Everyone is talking about data science these days. The profusion of cheap and ubiquitous sensors and storage means that we have access to unprecedented levels of raw data. This data can certainly tell us something useful and interesting, but finding out exactly what that is and how to extract it can be a significant challenge.
Also called data analytics or “big data”, data science is a new term for a discipline which combines existing areas, including data mining, database design, machine learning, and even psychology. It can be targeted at vast, user-related data such as that held by Amazon or Google, in order to personalise the user experience by pre-emptively presenting things of high interest. It can be used to sift through a large corpus of text such as Twitter feeds to detect societal trends and moods. It can also be applied to engineering problems, where traditionally data would be collected and processed to diagnose faults in plant or machinery.

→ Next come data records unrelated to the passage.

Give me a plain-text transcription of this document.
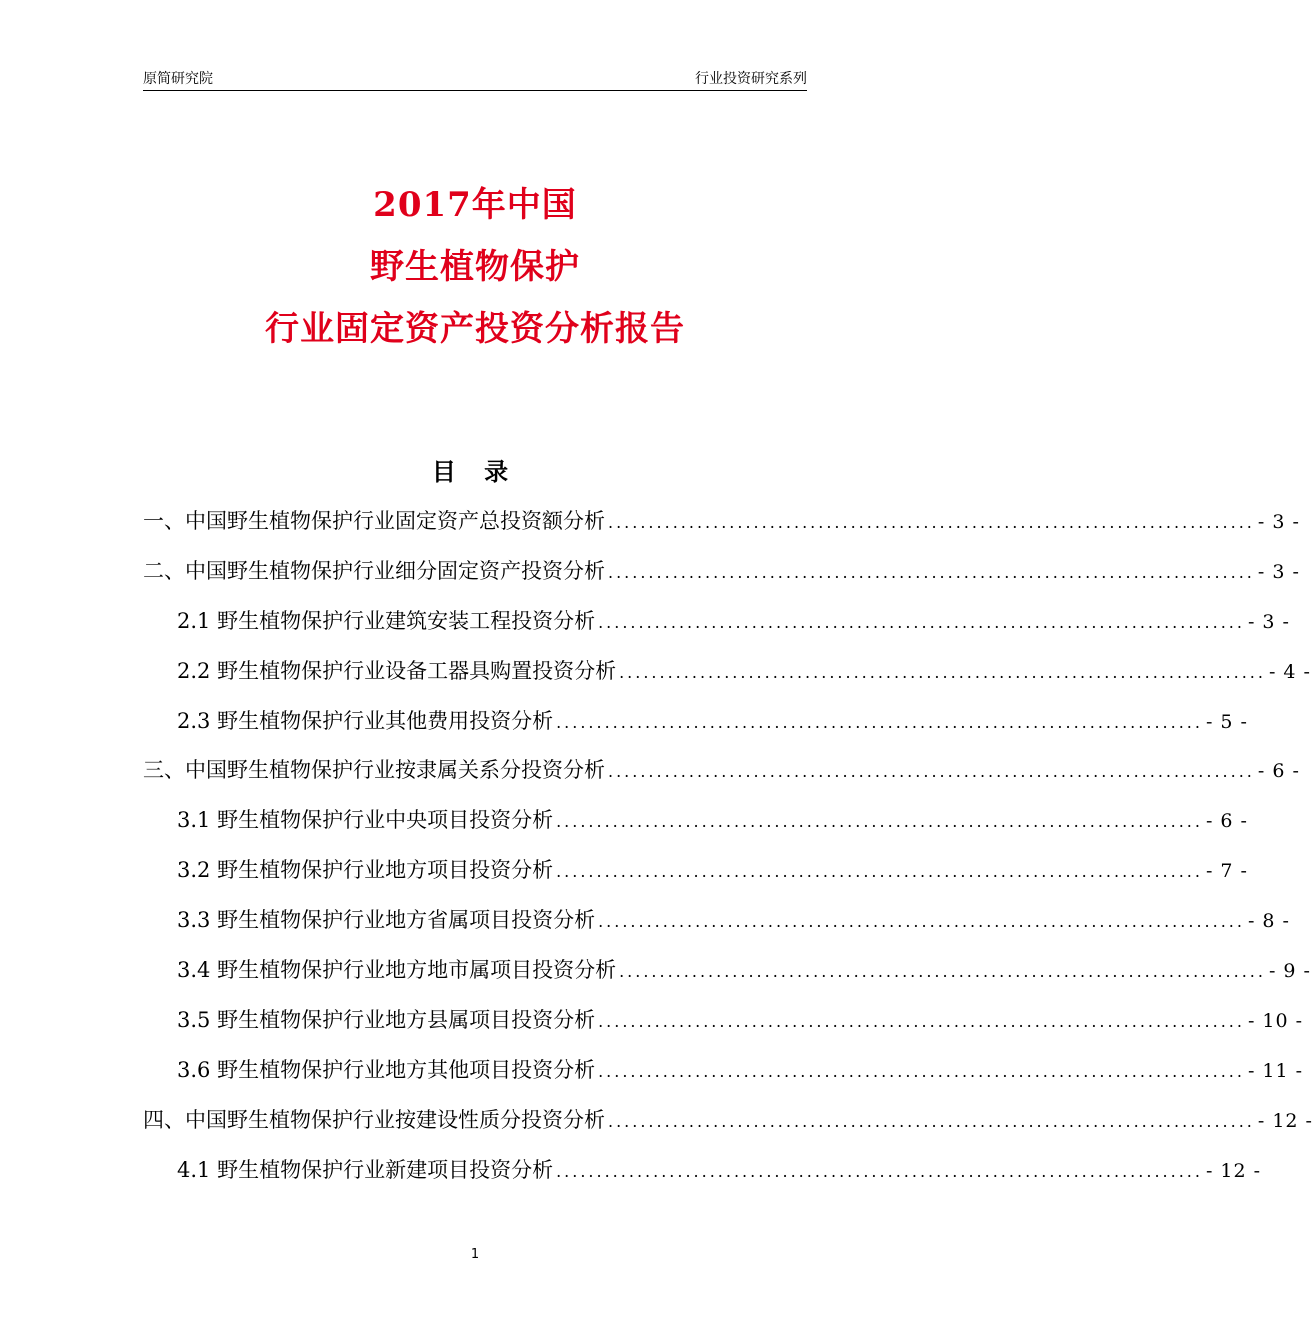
原简研究院	行业投资研究系列
2017年中国
野生植物保护
行业固定资产投资分析报告
目 录
一、中国野生植物保护行业固定资产总投资额分析 ................................................................................ - 3 -
二、中国野生植物保护行业细分固定资产投资分析 ................................................................................ - 3 -
2.1 野生植物保护行业建筑安装工程投资分析 ................................................................................ - 3 -
2.2 野生植物保护行业设备工器具购置投资分析 ................................................................................ - 4 -
2.3 野生植物保护行业其他费用投资分析 ................................................................................ - 5 -
三、中国野生植物保护行业按隶属关系分投资分析 ................................................................................ - 6 -
3.1 野生植物保护行业中央项目投资分析 ................................................................................ - 6 -
3.2 野生植物保护行业地方项目投资分析 ................................................................................ - 7 -
3.3 野生植物保护行业地方省属项目投资分析 ................................................................................ - 8 -
3.4 野生植物保护行业地方地市属项目投资分析 ................................................................................ - 9 -
3.5 野生植物保护行业地方县属项目投资分析 ................................................................................ - 10 -
3.6 野生植物保护行业地方其他项目投资分析 ................................................................................ - 11 -
四、中国野生植物保护行业按建设性质分投资分析 ................................................................................ - 12 -
4.1 野生植物保护行业新建项目投资分析 ................................................................................ - 12 -
1
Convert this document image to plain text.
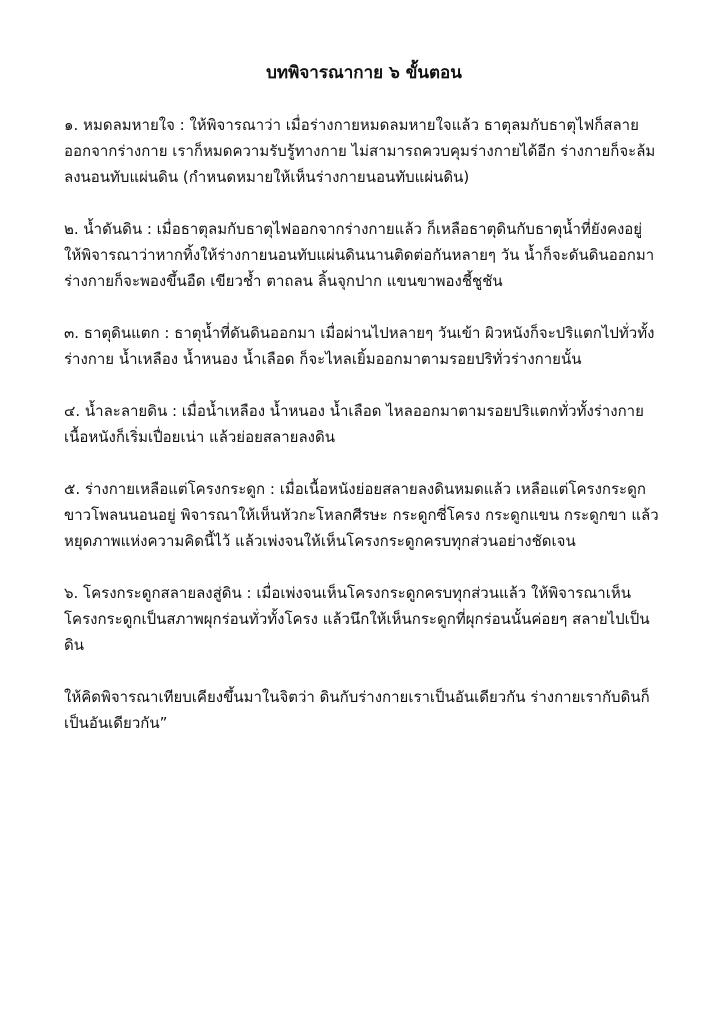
บทพิจารณากาย ๖ ขั้นตอน

๑. หมดลมหายใจ : ให้พิจารณาว่า เมื่อร่างกายหมดลมหายใจแล้ว ธาตุลมกับธาตุไฟก็สลายออกจากร่างกาย เราก็หมดความรับรู้ทางกาย ไม่สามารถควบคุมร่างกายได้อีก ร่างกายก็จะล้มลงนอนทับแผ่นดิน (กำหนดหมายให้เห็นร่างกายนอนทับแผ่นดิน)

๒. น้ำดันดิน : เมื่อธาตุลมกับธาตุไฟออกจากร่างกายแล้ว ก็เหลือธาตุดินกับธาตุน้ำที่ยังคงอยู่ ให้พิจารณาว่าหากทิ้งให้ร่างกายนอนทับแผ่นดินนานติดต่อกันหลายๆ วัน น้ำก็จะดันดินออกมา ร่างกายก็จะพองขึ้นอืด เขียวช้ำ ตาถลน ลิ้นจุกปาก แขนขาพองชี้ชูชัน

๓. ธาตุดินแตก : ธาตุน้ำที่ดันดินออกมา เมื่อผ่านไปหลายๆ วันเข้า ผิวหนังก็จะปริแตกไปทั่วทั้งร่างกาย น้ำเหลือง น้ำหนอง น้ำเลือด ก็จะไหลเยิ้มออกมาตามรอยปริทั่วร่างกายนั้น

๔. น้ำละลายดิน : เมื่อน้ำเหลือง น้ำหนอง น้ำเลือด ไหลออกมาตามรอยปริแตกทั่วทั้งร่างกาย เนื้อหนังก็เริ่มเปื่อยเน่า แล้วย่อยสลายลงดิน

๕. ร่างกายเหลือแต่โครงกระดูก : เมื่อเนื้อหนังย่อยสลายลงดินหมดแล้ว เหลือแต่โครงกระดูกขาวโพลนนอนอยู่ พิจารณาให้เห็นหัวกะโหลกศีรษะ กระดูกซี่โครง กระดูกแขน กระดูกขา แล้วหยุดภาพแห่งความคิดนี้ไว้ แล้วเพ่งจนให้เห็นโครงกระดูกครบทุกส่วนอย่างชัดเจน

๖. โครงกระดูกสลายลงสู่ดิน : เมื่อเพ่งจนเห็นโครงกระดูกครบทุกส่วนแล้ว ให้พิจารณาเห็นโครงกระดูกเป็นสภาพผุกร่อนทั่วทั้งโครง แล้วนึกให้เห็นกระดูกที่ผุกร่อนนั้นค่อยๆ สลายไปเป็นดิน

ให้คิดพิจารณาเทียบเคียงขึ้นมาในจิตว่า ดินกับร่างกายเราเป็นอันเดียวกัน ร่างกายเรากับดินก็เป็นอันเดียวกัน”
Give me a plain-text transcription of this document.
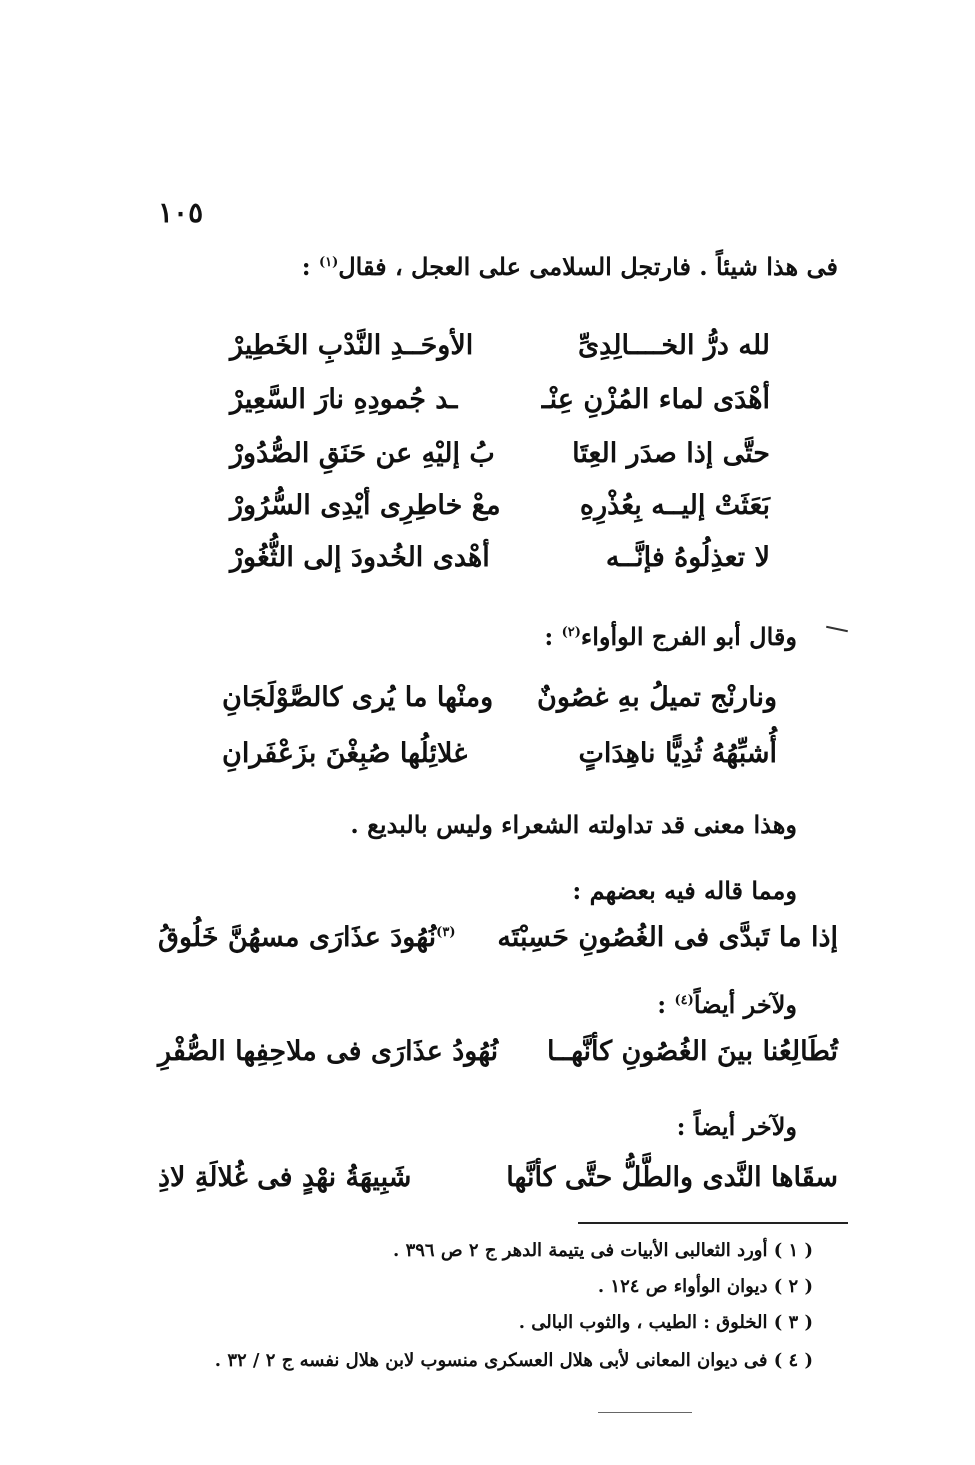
١٠٥
فى هذا شيئاً . فارتجل السلامى على العجل ، فقال$^{(١)}$ :
لله درُّ الخــــالِدِىِّ
الأوحَــدِ النَّدْبِ الخَطِيرْ
أهْدَى لماء المُزْنِ عِنْـ
ـد جُمودِهِ نارَ السَّعِيرْ
حتَّى إذا صدَر العِتَا
بُ إليْهِ عن حَنَقِ الصُّدُورْ
بَعَثَتْ إليــه بِعُذْرِهِ
معْ خاطِرِى أيْدِى السُّرُورْ
لا تعذِلُوهُ فإنَّــه
أهْدى الخُدودَ إلى الثُّغُورْ
وقال أبو الفرج الوأواء$^{(٢)}$ :
ونارنْج تميلُ بهِ غصُونٌ
ومنْها ما يُرى كالصَّوْلَجَانِ
أُشبِّهُهُ ثُدِيًّا ناهِدَاتٍ
غلائِلُها صُبِغْنَ بزَعْفَرانِ
وهذا معنى قد تداولته الشعراء وليس بالبديع .
ومما قاله فيه بعضهم :
إذا ما تَبدَّى فى الغُصُونِ حَسِبْتَه
$^{(٣)}$نُهُودَ عذَارَى مسهُنَّ خَلُوقُ
ولآخر أيضاً$^{(٤)}$ :
تُطَالِعُنا بينَ الغُصُونِ كأنَّهــا
نُهُودُ عذَارَى فى ملاحِفِها الصُّفْرِ
ولآخر أيضاً :
سقَاها النَّدى والطَّلُّ حتَّى كأنَّها
شَبِيهَةُ نهْدٍ فى غُلالَةِ لاذِ
( ١ ) أورد الثعالبى الأبيات فى يتيمة الدهر ج ٢ ص ٣٩٦ .
( ٢ ) ديوان الوأواء ص ١٢٤ .
( ٣ ) الخلوق : الطيب ، والثوب البالى .
( ٤ ) فى ديوان المعانى لأبى هلال العسكرى منسوب لابن هلال نفسه ج ٢ / ٣٢ .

The modern tools in the data scientist’s toolbox mean that engineering data collected in the past for one purpose can be reused to give richer information about the plant in question. While data analysis in the past tended to look for step changes in key measurements, which may indicate a particular fault developing, more nuanced analysis of combinations of parameters is now much more easy to do.
For my work in data science, I most commonly use R, a statistical modelling environment which is increasingly popular with data analysts in multiple domains. R is free software distributed under the GPL-2 and GPL-3 licenses, and can therefore be used for academic, individual, or commercial purposes.
There is a good online class from Coursera called Introduction to Data Science, which covers a lot of the low level data handling aspects (SQL vs. NoSQL, comparison of the tools), along with MapReduce, machine learning, and visualisation. This comprehensive look at the data science toolkit really shows that the novelty of data analytics comes from the combination of previously separate subtopics, which come together in such a way as to provide a full stack of techniques and approachs for analysing and reporting on data.